Mary Ellen Domeier, 50 years of business, volunteering

Staff photo by Clay Schuldt Mary Ellen Domeier continues to stay busy, volunteering her time and expertise.

NEW ULM — Few women in New Ulm have a resume as impressive as Mary Ellen Domeier.

Her career in finance and community organizing began in 1965 working part-time for the New Ulm Area Chamber and over the next five decades, she would become the CEO of Frandsen Bank and later serve as a consultant or board member for dozens of businesses and organizations. To this day, Domeier continues to volunteer her time and expertise to worthy causes.

“I can’t let it go,” she said of her community work. “It’s my fourth kid.”

Mary Ellen Domeier was born and raised in New Ulm. She attended St. Mary’s Grade School and later graduated from Cathedral High School in 1959.

Domeier said while a high school student she dreamed of getting a college degree, move to New York and work for a publishing company as a manuscript reader. However, after high school graduation, her life took a different path. Domeier decided to marry her high school sweetheart, Robert. Together they had three children; Phillip, Anita and Joseph.Though she paused her edu-cation to start a family, Domeier would eventually attend college through the support of her family. Her husband Robert pushed her to pursue a degree in business around the time their children reached school age. She said Robert was always one of her top supporters.

Domeier said her interest in business and finance was piqued after working part-time with the New Ulm Chamber. From 1965 to 1971, she worked as an assistant manager to Hazel Meine. Meine was one of the few women chamber executives in the state and was a role model to Domeier.

“She was an engine that kept the train on the track,” she said of Meine. Through her work at the Chamber, she became interested in the New Ulm business community. In 1971, she took on a position at Frandsen Bank & Trust as executive secretary.

“At that time not a lot of women were moving into the other roles at the bank,” Domeier said.

Domeier accepted this position with the understanding that she would be attending college and if a position opened for which she was qualified, she would be considered.

With the support of the bank, she took part in on-the-job training. She eventually learned all the department roles at the bank.

As for her college classes, Frandsen was willing to cover the cost of any program related to business or finance.

Domeier said when she returned to college it was a time of great change. She said women’s studies and women’s issues were at the forefront.

“In that era, programs were designed to make it easier — not just for women — but for anyone to advance by combining and interfacing your career work with the classroom,” Domeier said. “That was very helpful for me.”

She would, graduate Summa cum Laude from Minnesota State University with a business administration degree in 1985. Three years after graduating, Domeier was named CEO of Frandsen Bank.

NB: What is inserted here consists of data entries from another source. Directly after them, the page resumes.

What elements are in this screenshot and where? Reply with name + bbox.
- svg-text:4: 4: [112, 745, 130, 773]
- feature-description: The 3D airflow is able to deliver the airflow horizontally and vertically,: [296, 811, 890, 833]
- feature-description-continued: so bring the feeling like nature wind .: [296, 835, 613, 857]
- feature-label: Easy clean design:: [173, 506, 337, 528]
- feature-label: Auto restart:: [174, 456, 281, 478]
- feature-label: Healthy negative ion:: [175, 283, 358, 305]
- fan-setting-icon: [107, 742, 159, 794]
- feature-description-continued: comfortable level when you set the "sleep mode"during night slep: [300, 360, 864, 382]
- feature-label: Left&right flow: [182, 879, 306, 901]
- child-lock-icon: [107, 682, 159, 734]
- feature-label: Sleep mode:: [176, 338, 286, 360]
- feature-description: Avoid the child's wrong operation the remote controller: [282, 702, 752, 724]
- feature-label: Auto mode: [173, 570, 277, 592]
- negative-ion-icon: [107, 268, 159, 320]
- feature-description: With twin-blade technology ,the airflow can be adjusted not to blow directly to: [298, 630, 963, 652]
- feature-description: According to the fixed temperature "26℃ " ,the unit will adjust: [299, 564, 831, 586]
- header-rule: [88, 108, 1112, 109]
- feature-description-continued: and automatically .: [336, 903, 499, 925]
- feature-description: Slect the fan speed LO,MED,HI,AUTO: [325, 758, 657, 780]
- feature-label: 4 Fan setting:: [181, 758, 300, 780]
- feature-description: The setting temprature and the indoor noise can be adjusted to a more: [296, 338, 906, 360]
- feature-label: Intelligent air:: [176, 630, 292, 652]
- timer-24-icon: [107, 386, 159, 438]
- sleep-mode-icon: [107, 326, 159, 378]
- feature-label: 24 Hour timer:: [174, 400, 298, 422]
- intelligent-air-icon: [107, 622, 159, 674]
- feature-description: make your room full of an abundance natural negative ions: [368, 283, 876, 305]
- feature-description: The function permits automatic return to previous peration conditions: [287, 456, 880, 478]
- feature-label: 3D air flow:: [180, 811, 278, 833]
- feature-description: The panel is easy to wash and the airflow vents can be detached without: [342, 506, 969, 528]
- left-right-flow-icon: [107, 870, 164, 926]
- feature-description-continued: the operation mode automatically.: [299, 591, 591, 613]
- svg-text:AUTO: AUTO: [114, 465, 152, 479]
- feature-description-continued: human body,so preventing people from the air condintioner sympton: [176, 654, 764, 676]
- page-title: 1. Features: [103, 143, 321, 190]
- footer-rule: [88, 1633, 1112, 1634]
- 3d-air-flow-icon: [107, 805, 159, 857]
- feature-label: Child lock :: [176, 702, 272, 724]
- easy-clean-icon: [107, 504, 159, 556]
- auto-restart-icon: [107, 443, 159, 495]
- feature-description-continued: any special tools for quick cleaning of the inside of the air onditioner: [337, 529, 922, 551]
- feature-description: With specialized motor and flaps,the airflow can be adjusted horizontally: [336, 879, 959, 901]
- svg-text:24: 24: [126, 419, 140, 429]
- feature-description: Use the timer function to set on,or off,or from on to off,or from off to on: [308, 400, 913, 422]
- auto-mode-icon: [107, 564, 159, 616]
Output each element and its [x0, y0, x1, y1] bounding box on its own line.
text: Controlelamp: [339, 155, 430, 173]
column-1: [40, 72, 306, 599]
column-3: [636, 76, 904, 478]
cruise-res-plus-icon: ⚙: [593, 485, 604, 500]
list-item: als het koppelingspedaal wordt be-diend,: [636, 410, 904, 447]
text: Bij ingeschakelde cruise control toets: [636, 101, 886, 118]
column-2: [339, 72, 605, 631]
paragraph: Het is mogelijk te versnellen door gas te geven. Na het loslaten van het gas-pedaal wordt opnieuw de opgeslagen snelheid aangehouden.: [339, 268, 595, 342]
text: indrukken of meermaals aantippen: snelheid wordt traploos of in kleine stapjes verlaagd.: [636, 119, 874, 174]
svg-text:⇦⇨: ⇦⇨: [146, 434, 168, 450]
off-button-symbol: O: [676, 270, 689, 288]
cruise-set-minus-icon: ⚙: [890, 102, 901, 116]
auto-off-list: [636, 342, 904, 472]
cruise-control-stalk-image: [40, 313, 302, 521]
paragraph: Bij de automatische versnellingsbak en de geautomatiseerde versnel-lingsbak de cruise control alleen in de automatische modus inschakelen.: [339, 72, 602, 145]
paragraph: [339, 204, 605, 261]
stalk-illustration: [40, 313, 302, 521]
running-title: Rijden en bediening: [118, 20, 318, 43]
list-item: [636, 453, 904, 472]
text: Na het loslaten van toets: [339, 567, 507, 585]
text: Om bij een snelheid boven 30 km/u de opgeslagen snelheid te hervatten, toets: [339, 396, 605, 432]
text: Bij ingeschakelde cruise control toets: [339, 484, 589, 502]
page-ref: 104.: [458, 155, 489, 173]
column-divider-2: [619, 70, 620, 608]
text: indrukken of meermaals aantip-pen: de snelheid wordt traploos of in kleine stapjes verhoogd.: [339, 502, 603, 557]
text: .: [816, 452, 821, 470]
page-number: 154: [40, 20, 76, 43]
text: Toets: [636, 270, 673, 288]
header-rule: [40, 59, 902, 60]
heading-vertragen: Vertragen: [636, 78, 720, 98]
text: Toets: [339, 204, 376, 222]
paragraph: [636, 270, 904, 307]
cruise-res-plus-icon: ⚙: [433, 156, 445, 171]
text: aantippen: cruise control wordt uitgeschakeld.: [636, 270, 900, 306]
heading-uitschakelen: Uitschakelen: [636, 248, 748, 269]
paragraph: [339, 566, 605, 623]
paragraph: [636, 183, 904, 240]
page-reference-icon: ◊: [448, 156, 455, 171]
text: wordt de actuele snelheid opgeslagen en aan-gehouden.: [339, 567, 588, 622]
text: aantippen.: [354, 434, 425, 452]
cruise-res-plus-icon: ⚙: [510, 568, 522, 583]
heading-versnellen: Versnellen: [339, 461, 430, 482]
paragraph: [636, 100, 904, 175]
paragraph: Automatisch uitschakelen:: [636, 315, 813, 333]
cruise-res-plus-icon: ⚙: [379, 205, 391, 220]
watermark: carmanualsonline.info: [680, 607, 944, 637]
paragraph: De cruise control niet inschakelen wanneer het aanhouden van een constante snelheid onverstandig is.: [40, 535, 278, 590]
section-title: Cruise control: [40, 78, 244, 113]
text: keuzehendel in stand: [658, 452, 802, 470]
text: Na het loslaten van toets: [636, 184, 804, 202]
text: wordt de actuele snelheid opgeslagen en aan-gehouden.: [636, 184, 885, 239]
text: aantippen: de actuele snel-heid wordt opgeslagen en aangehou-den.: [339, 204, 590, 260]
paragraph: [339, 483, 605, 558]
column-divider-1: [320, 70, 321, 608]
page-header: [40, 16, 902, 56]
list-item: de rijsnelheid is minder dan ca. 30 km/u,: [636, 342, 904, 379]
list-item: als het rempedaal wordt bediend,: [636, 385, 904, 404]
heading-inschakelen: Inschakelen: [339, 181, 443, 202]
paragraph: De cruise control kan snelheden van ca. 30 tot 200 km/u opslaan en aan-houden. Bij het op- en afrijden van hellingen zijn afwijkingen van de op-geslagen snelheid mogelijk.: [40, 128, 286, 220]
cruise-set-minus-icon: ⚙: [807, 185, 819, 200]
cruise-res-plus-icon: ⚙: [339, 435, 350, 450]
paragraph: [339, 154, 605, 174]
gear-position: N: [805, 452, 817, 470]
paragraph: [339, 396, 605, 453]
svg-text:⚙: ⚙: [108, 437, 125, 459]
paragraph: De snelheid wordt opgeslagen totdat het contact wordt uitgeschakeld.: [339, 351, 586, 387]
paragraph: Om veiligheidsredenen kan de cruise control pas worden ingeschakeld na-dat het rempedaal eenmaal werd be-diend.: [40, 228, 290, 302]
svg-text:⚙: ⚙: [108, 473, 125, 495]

She would serve as CEO until retiring in 2003. Though she has been retired for over 20 years, Domeier continued to help part-time with other businesses and organizations.It is difficult to find an area of New Ulm life in which Domeier has not had an impact. She remains humble about her work, saying that after 50 years of working, it’s hard not to leave a mark on the community.

Domeier said in her consulting and volunteer work, her passions are economic development and housing. These causes are important to her.

Today, Domeier is typically connected with the State Street Theater Company (SSTC). She became associated with the theater as a way to promote housing. There was a desire to convert the former middle school classrooms into apartments. The classroom section of the SSTC building was eventually developed into Emerson Union Apartments. The auditorium section of the building was split off into SSTC. Domeier continues to work with the theater and other organizations; such as the New Ulm Diocese and New Ulm Area Foundation.

Looking over the last 50 years, Domeier is optimistic about the progress made by women.

“Younger women may not think there has been a lot of progress,” she said. “But for someone who has seen progress over 50 years, we’ve come a long way.”

Domeier is still concerned about the gender pay gap. To this day she questions if, as bank president, she was being compensated the same as her male counterparts. She has seen progress on the pay gap on the board and organization she served, but she is uncertain if other companies have achieved pay equity.

Domeier said that pushing for gender equality takes two things: creating awareness and women demonstrating they can do the work. Domeier said she took the approach of doing by example.

“The goal is to do the best you can,” she said. “My mother used to say if it’s worth doing, it is worth doing well.”